Here n log(n) is just intended as a concrete example of a complexity bound: one could replace it with some other time bound, or a restriction to (say) constant-depth circuits or some other weak model of computation. The motivation for the definition is that we want *some* “complextropy” measure that will assign a value close to 0 to the first and third coffee cups in the picture, but a large value to the second coffee cup. And thus we consider the length of the shortest efficient computer program that outputs, not necessarily the target string x itself, but a sample from a probability distribution D such that x is not efficiently compressible with respect to D. (In other words, x looks to any efficient algorithm like a “random” or “generic” sample from D.)

Note that it’s essential for this definition that we imposed a computational efficiency requirement in *two* places: on the sampling algorithm, and *also* on the algorithm that reconstructs x given the sampling oracle. Without the first efficiency constraint, the complextropy could never exceed log(t)+c by the previous argument. Meanwhile, without the second efficiency constraint, the complextropy *would* increase, but then it would probably keep right on increasing, for the following reason: a time-bounded sampling algorithm wouldn’t be able to sample from *exactly* the right set S, only a reasonable facsimile thereof, and a reconstruction algorithm with *unlimited time* could probably then use special properties of the target string x to reconstruct x with fewer than log_{2}(|S|)-c bits.
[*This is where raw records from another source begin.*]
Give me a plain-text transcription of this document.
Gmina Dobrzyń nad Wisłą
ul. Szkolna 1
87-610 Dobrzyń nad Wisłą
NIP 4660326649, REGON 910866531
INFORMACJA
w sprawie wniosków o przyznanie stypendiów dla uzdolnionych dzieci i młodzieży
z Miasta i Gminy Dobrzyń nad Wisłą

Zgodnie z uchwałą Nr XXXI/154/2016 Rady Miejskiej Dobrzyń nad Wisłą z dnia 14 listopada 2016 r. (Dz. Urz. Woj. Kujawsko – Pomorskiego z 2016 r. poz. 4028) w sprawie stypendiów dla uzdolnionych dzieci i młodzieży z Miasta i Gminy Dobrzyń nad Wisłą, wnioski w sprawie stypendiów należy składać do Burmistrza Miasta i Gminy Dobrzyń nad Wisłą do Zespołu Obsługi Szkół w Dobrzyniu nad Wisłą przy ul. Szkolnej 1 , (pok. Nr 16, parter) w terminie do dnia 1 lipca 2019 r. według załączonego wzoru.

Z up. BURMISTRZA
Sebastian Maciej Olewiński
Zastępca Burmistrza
But as long as we remember to put computational efficiency requirements on *both* algorithms, I *conjecture* that the complextropy will satisfy the “First Law of Complexodynamics,” exhibiting exactly the behavior that Sean wants: small for the initial state, large for intermediate states, then small again once the mixing has finished. I don’t yet know how to prove this conjecture. But crucially, it’s *not* a hopelessly open-ended question that one tosses out just to show how wide-ranging one’s thoughts are, but a relatively-bounded question about which actual theorems could be proved and actual papers published.
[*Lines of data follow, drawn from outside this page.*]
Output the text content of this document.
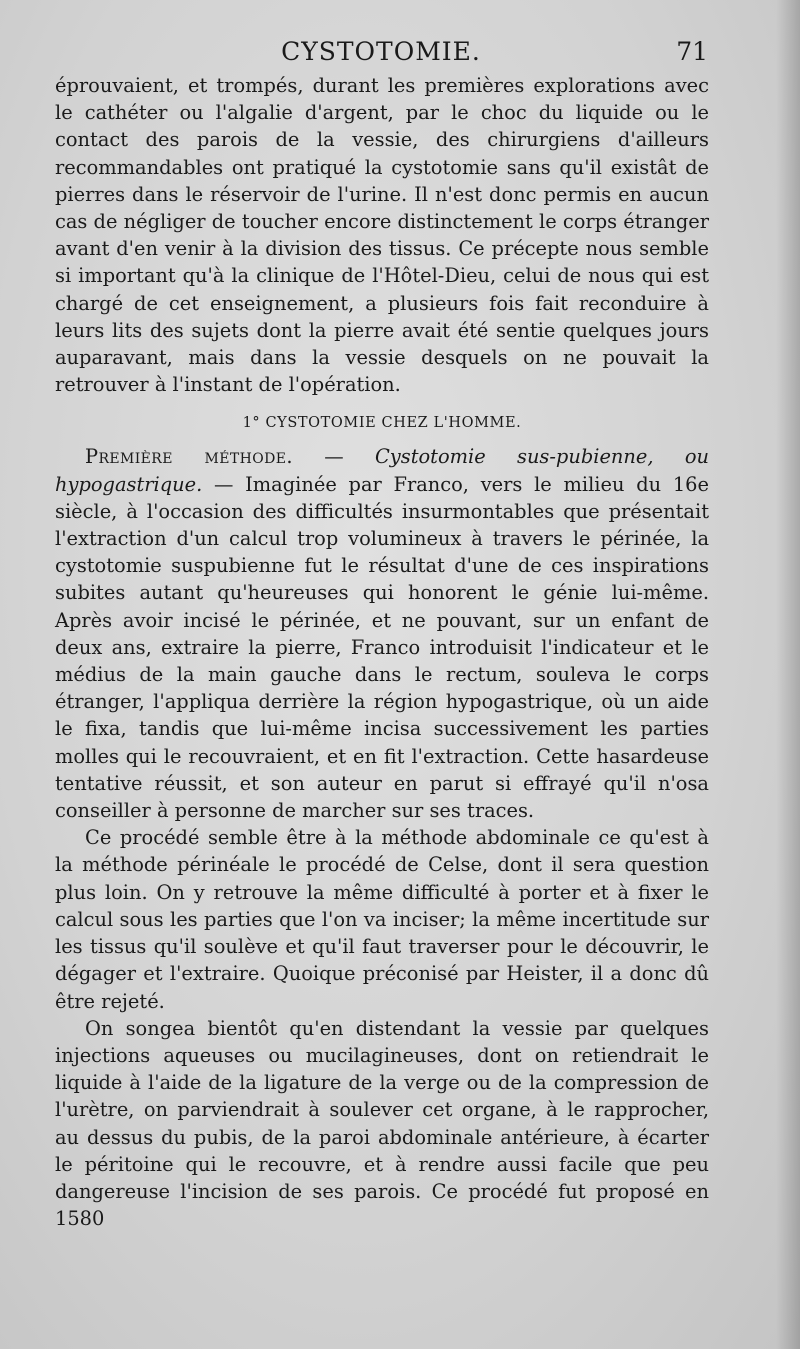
CYSTOTOMIE.	71

éprouvaient, et trompés, durant les premières explorations avec le cathéter ou l'algalie d'argent, par le choc du liquide ou le contact des parois de la vessie, des chirurgiens d'ailleurs recommandables ont pratiqué la cystotomie sans qu'il existât de pierres dans le réservoir de l'urine. Il n'est donc permis en aucun cas de négliger de toucher encore distinctement le corps étranger avant d'en venir à la division des tissus. Ce précepte nous semble si important qu'à la clinique de l'Hôtel-Dieu, celui de nous qui est chargé de cet enseignement, a plusieurs fois fait reconduire à leurs lits des sujets dont la pierre avait été sentie quelques jours auparavant, mais dans la vessie desquels on ne pouvait la retrouver à l'instant de l'opération.

1° CYSTOTOMIE CHEZ L'HOMME.

Première méthode. — Cystotomie sus-pubienne, ou hypogastrique. — Imaginée par Franco, vers le milieu du 16e siècle, à l'occasion des difficultés insurmontables que présentait l'extraction d'un calcul trop volumineux à travers le périnée, la cystotomie suspubienne fut le résultat d'une de ces inspirations subites autant qu'heureuses qui honorent le génie lui-même. Après avoir incisé le périnée, et ne pouvant, sur un enfant de deux ans, extraire la pierre, Franco introduisit l'indicateur et le médius de la main gauche dans le rectum, souleva le corps étranger, l'appliqua derrière la région hypogastrique, où un aide le fixa, tandis que lui-même incisa successivement les parties molles qui le recouvraient, et en fit l'extraction. Cette hasardeuse tentative réussit, et son auteur en parut si effrayé qu'il n'osa conseiller à personne de marcher sur ses traces.

Ce procédé semble être à la méthode abdominale ce qu'est à la méthode périnéale le procédé de Celse, dont il sera question plus loin. On y retrouve la même difficulté à porter et à fixer le calcul sous les parties que l'on va inciser; la même incertitude sur les tissus qu'il soulève et qu'il faut traverser pour le découvrir, le dégager et l'extraire. Quoique préconisé par Heister, il a donc dû être rejeté.

On songea bientôt qu'en distendant la vessie par quelques injections aqueuses ou mucilagineuses, dont on retiendrait le liquide à l'aide de la ligature de la verge ou de la compression de l'urètre, on parviendrait à soulever cet organe, à le rapprocher, au dessus du pubis, de la paroi abdominale antérieure, à écarter le péritoine qui le recouvre, et à rendre aussi facile que peu dangereuse l'incision de ses parois. Ce procédé fut proposé en 1580
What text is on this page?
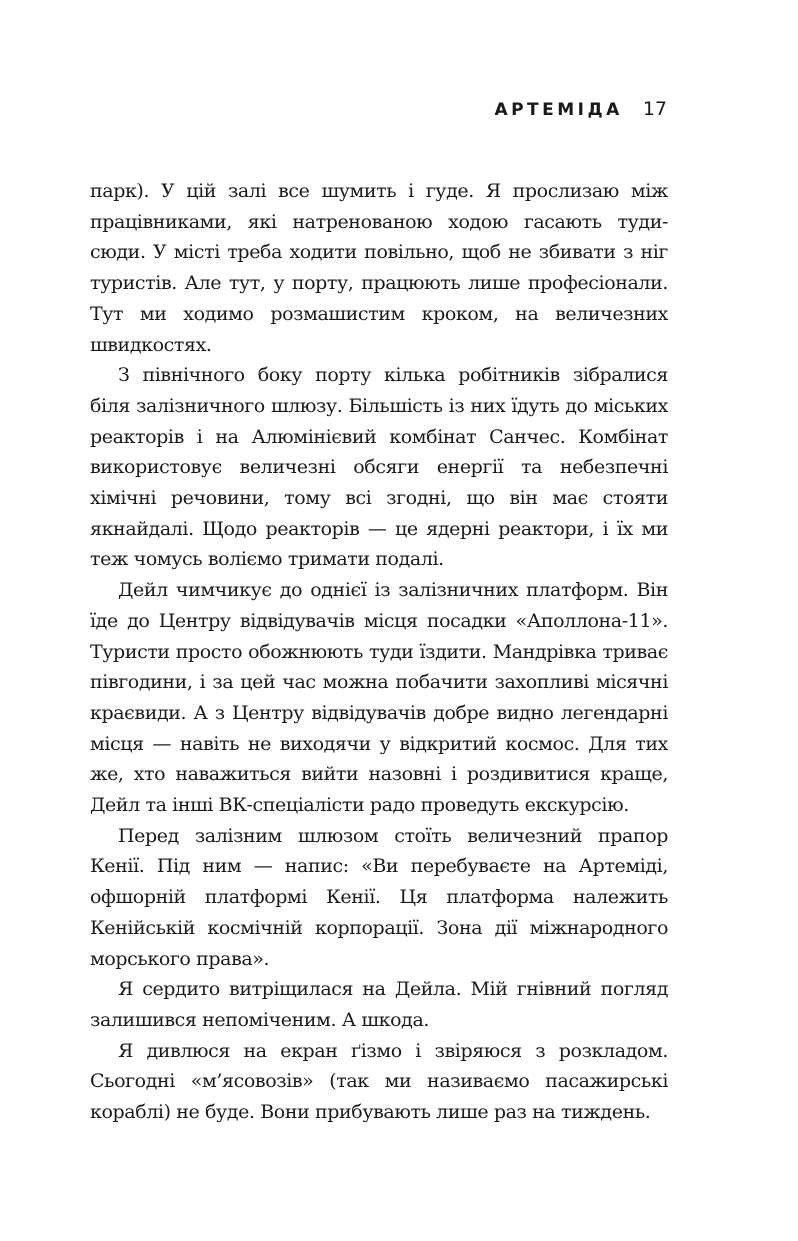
АРТЕМІДА 17

парк). У цій залі все шумить і гуде. Я прослизаю між працівниками, які натренованою ходою гасають туди-сюди. У місті треба ходити повільно, щоб не збивати з ніг туристів. Але тут, у порту, працюють лише професіонали. Тут ми ходимо розмашистим кроком, на величезних швидкостях.

З північного боку порту кілька робітників зібралися біля залізничного шлюзу. Більшість із них їдуть до міських реакторів і на Алюмінієвий комбінат Санчес. Комбінат використовує величезні обсяги енергії та небезпечні хімічні речовини, тому всі згодні, що він має стояти якнайдалі. Щодо реакторів — це ядерні реактори, і їх ми теж чомусь воліємо тримати подалі.

Дейл чимчикує до однієї із залізничних платформ. Він їде до Центру відвідувачів місця посадки «Аполлона-11». Туристи просто обожнюють туди їздити. Мандрівка триває півгодини, і за цей час можна побачити захопливі місячні краєвиди. А з Центру відвідувачів добре видно легендарні місця — навіть не виходячи у відкритий космос. Для тих же, хто наважиться вийти назовні і роздивитися краще, Дейл та інші ВК-спеціалісти радо проведуть екскурсію.

Перед залізним шлюзом стоїть величезний прапор Кенії. Під ним — напис: «Ви перебуваєте на Артеміді, офшорній платформі Кенії. Ця платформа належить Кенійській космічній корпорації. Зона дії міжнародного морського права».

Я сердито витріщилася на Дейла. Мій гнівний погляд залишився непоміченим. А шкода.

Я дивлюся на екран ґізмо і звіряюся з розкладом. Сьогодні «м’ясовозів» (так ми називаємо пасажирські кораблі) не буде. Вони прибувають лише раз на тиждень.
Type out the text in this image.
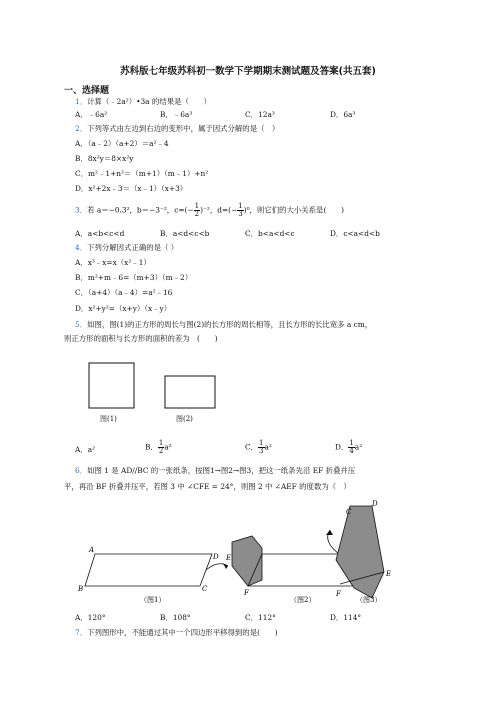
苏科版七年级苏科初一数学下学期期末测试题及答案(共五套)
一、选择题
1．计算（﹣2a²）•3a 的结果是（　　）
A．﹣6a²	B．﹣6a³	C．12a³	D．6a³
2．下列等式由左边到右边的变形中，属于因式分解的是（　）
A．（a﹣2）（a+2）＝a²﹣4
B．8x²y＝8×x²y
C．m²﹣1+n²＝（m+1）（m﹣1）+n²
D．x²+2x﹣3＝（x﹣1）（x+3）
3．若 a＝−0.3²，b＝−3⁻²，$c=(- \frac{1}{2} )^{-2}$，$d=(- \frac{1}{3} )^0$，则它们的大小关系是(　　)
A．a<b<c<d	B．a<d<c<b	C．b<a<d<c	D．c<a<d<b
4．下列分解因式正确的是（ ）
A．x³﹣x=x（x²﹣1）
B．m²+m﹣6=（m+3）（m﹣2）
C．（a+4）（a﹣4）=a²﹣16
D．x²+y²=（x+y）（x﹣y）
5．如图，图(1)的正方形的周长与图(2)的长方形的周长相等，且长方形的长比宽多 a cm，
则正方形的面积与长方形的面积的差为　(　　)
图(1)	图(2)
A．a²	B． $\frac{1}{2} a^2$	C． $\frac{1}{3} a^2$	D． $\frac{1}{4} a^2$
6．如图 1 是 AD//BC 的一张纸条，按图1→图2→图3，把这一纸条先沿 EF 折叠并压
平，再沿 BF 折叠并压平，若图 3 中 ∠CFE = 24°，则图 2 中 ∠AEF 的度数为（　）
A
D
B	C
（图1）
E
F
（图2）
C
D
E
F
（图3）
A．120°	B．108°	C．112°	D．114°
7．下列图形中，不能通过其中一个四边形平移得到的是(　　)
If you want to do so, the first step will be to “instantiate” everything I said above with a particular model system and particular resource constraints. One good choice could be a discretized “coffee cup,” consisting of a 2D array of black and white pixels (the “coffee” and “milk”), which are initially in separated components and then subject to random nearest-neighbor mixing dynamics. (E.g., at each time step, we pick an adjacent coffee pixel and milk pixel uniformly at random, and swap the two.) Can we show that for such a system, the complextropy becomes large at intermediate times (intuitively, because of the need to specify the irregular *boundaries* between the regions of all-black pixels, all-white pixels, and mixed black-and-white pixels)?
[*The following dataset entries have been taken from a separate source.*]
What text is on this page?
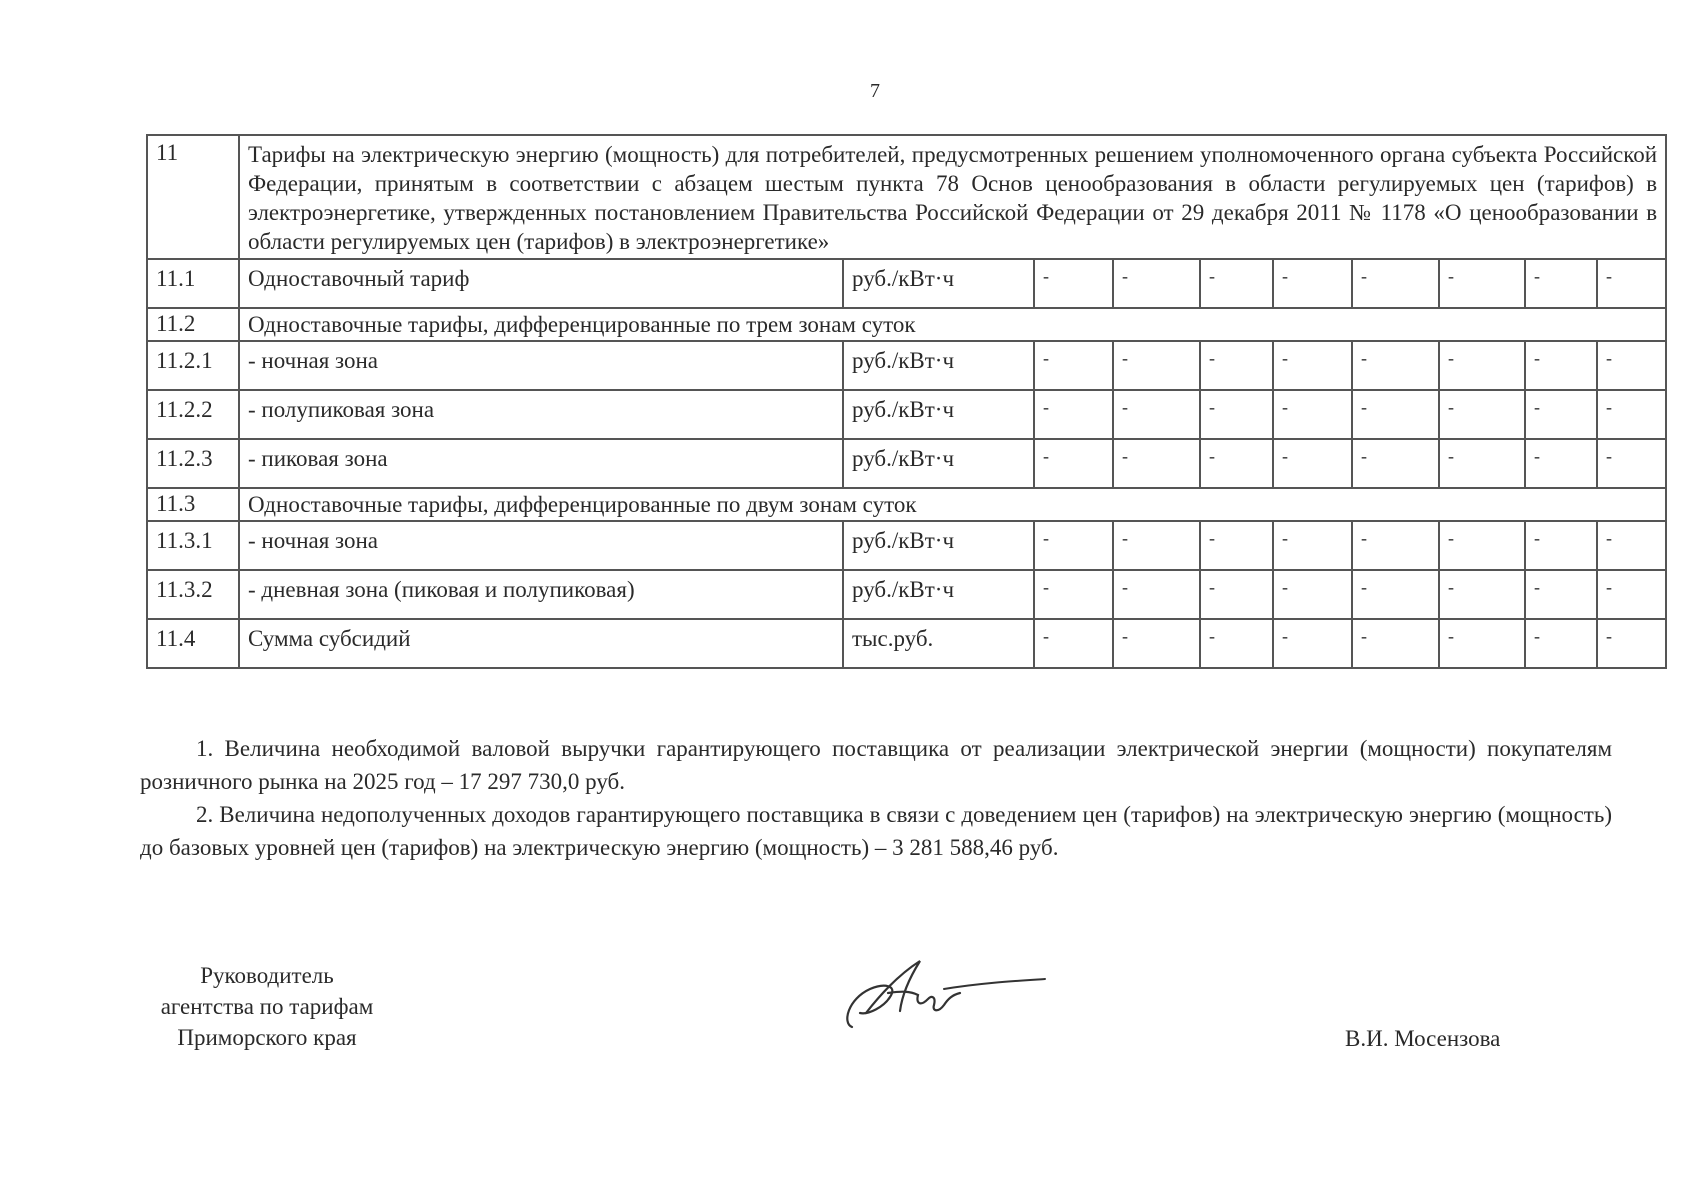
7
11	Тарифы на электрическую энергию (мощность) для потребителей, предусмотренных решением уполномоченного органа субъекта Российской Федерации, принятым в соответствии с абзацем шестым пункта 78 Основ ценообразования в области регулируемых цен (тарифов) в электроэнергетике, утвержденных постановлением Правительства Российской Федерации от 29 декабря 2011 № 1178 «О ценообразовании в области регулируемых цен (тарифов) в электроэнергетике»									
11.1	Одноставочный тариф	руб./кВт·ч	-	-	-	-	-	-	-	-
11.2	Одноставочные тарифы, дифференцированные по трем зонам суток									
11.2.1	- ночная зона	руб./кВт·ч	-	-	-	-	-	-	-	-
11.2.2	- полупиковая зона	руб./кВт·ч	-	-	-	-	-	-	-	-
11.2.3	- пиковая зона	руб./кВт·ч	-	-	-	-	-	-	-	-
11.3	Одноставочные тарифы, дифференцированные по двум зонам суток									
11.3.1	- ночная зона	руб./кВт·ч	-	-	-	-	-	-	-	-
11.3.2	- дневная зона (пиковая и полупиковая)	руб./кВт·ч	-	-	-	-	-	-	-	-
11.4	Сумма субсидий	тыс.руб.	-	-	-	-	-	-	-	-

1. Величина необходимой валовой выручки гарантирующего поставщика от реализации электрической энергии (мощности) покупателям розничного рынка на 2025 год – 17 297 730,0 руб.

2. Величина недополученных доходов гарантирующего поставщика в связи с доведением цен (тарифов) на электрическую энергию (мощность) до базовых уровней цен (тарифов) на электрическую энергию (мощность) – 3 281 588,46 руб.

Руководитель
агентства по тарифам
Приморского края	В.И. Мосензова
One could try to show such a statement either theoretically or empirically. Theoretically, I have no idea where to begin in proving it, despite a clear intuition that such a statement should hold: let me toss it out as a wonderful (I think) open problem! At an empirical level, one could simply try to *plot* the complextropy in some simulated system, like the discrete coffee cup, and show that it has the predicted small-large-small behavior. One obvious difficulty here is that the complextropy, under any definition like the one I gave, is almost certainly going to be intractable to compute or even approximate. However, one could try to get around that problem the same way many others have, in empirical research inspired by Kolmogorov complexity: namely, by using something you *can* compute (e.g., the size of a gzip compressed file) as a rough-and-ready substitute for something you *can’t* compute (e.g., the Kolmogorov complexity K(x)). In the interest of a full disclosure, a wonderful MIT undergrad, Lauren Oullette, recently started a research project with me where she’s trying to do exactly that. So hopefully, by the end of the semester, we’ll be able to answer Sean’s question at least at a physics level of rigor! Answering the question at a math/CS level of rigor could take a while longer.

PS (unrelated). Are neutrinos traveling faster than light? See this xkcd strip (which does what I was trying to do in the Deolalikar affair, but better).